A man on a dock is pulling in a boat by means of a rope attached to the bow of the boat at a point that is 1 ft above water
level. The rope goes from the bow of the boat to a pulley located at the edge of the dock 7 ft above water level. If he pulls
in the rope at a rate of 2 ft/sec, how fast (in feet per second) is the boat approaching the dock when the point of
attachment is 14 ft from the dock?
We can use the Pythagorean theorem to find the length of the rope:
sqrt((14)^2 + (7)^2) = sqrt(245) = 7sqrt(5)
Let x be the distance between the boat and the dock. Then we have:
x^2 + (7)^2 = (7sqrt(5))^2
x^2 = 196
x = 14
Taking the derivative of both sides of the equation above, we get:
2x(dx/dt) = 0
dx/dt = 0 (when x = 14)
So when the point of attachment is 14 ft from the dock, the boat is not approaching or moving away from the dock. Therefore, the boat's speed is 0 ft/sec.
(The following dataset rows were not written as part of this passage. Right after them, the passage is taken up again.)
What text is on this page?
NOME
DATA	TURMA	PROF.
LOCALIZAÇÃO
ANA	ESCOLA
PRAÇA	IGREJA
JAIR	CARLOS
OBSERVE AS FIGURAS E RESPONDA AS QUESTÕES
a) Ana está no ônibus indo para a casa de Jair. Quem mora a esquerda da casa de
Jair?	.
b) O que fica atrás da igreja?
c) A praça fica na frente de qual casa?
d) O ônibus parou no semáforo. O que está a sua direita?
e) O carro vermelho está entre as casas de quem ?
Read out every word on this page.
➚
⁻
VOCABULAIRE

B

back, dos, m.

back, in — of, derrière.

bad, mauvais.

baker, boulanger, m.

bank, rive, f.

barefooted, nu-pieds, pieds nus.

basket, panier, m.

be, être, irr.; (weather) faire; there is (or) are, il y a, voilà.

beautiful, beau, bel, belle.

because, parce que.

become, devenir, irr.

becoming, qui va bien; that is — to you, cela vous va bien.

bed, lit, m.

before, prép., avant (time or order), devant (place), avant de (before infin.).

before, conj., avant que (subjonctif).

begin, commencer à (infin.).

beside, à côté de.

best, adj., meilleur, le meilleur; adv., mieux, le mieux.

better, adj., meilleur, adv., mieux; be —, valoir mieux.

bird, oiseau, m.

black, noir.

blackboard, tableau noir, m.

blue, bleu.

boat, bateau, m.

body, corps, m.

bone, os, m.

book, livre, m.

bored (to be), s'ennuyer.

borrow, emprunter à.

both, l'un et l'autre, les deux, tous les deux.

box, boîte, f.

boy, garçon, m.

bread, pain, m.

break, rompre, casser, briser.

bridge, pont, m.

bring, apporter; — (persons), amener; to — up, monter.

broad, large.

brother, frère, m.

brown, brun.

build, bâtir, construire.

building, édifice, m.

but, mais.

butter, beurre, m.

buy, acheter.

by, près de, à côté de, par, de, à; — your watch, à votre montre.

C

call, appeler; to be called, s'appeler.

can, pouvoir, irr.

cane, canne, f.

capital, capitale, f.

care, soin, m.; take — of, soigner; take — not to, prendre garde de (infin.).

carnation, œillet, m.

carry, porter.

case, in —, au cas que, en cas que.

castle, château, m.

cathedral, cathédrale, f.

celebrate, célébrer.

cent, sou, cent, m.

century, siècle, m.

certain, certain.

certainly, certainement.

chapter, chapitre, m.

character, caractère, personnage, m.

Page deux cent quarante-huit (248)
To solve this problem, we can use the chain rule in calculus. Let's consider the following variables:
- x: represents the horizontal distance between the boat and the dock.
- y: represents the height of the boat above the water (y = 0 when the boat is level with the dock).
- h: represents the horizontal distance from the dock to the point of attachment of the rope.
We are given that the boat is being pulled in at a rate of 2 ft/sec, so dx/dt = 2. We want to find dy/dt, the rate at which the boat is approaching the dock.
Using the Pythagorean theorem, we can see that:
x^2 + y^2 = h^2
Differentiating both sides of this equation with respect to time (t), we have:
2x(dx/dt) + 2y(dy/dt) = 2h(dh/dt)
Given that h = 14 ft and dh/dt = 0 (since the pulley is fixed), we can substitute these values into the equation:
2x(2) + 2y(dy/dt) = 2(14)(0)
Simplifying the equation, we have:
4x + 2y(dy/dt) = 0
Now, we can solve for dy/dt:
2y(dy/dt) = -4x
dy/dt = -2x/y
To find the value of dy/dt when x = 14 ft, we need to find the value of y at that point. Using the Pythagorean theorem, we can calculate:
(14)^2 + y^2 = 7^2
196 + y^2 = 49
y^2 = 49 - 196
y^2 = -147 (Since y represents a measurement of distance, y^2 cannot be negative. So, there is no solution for y^2 = -147.)
Therefore, the boat is not approaching the dock at any point when the point of attachment is 14 ft from the dock.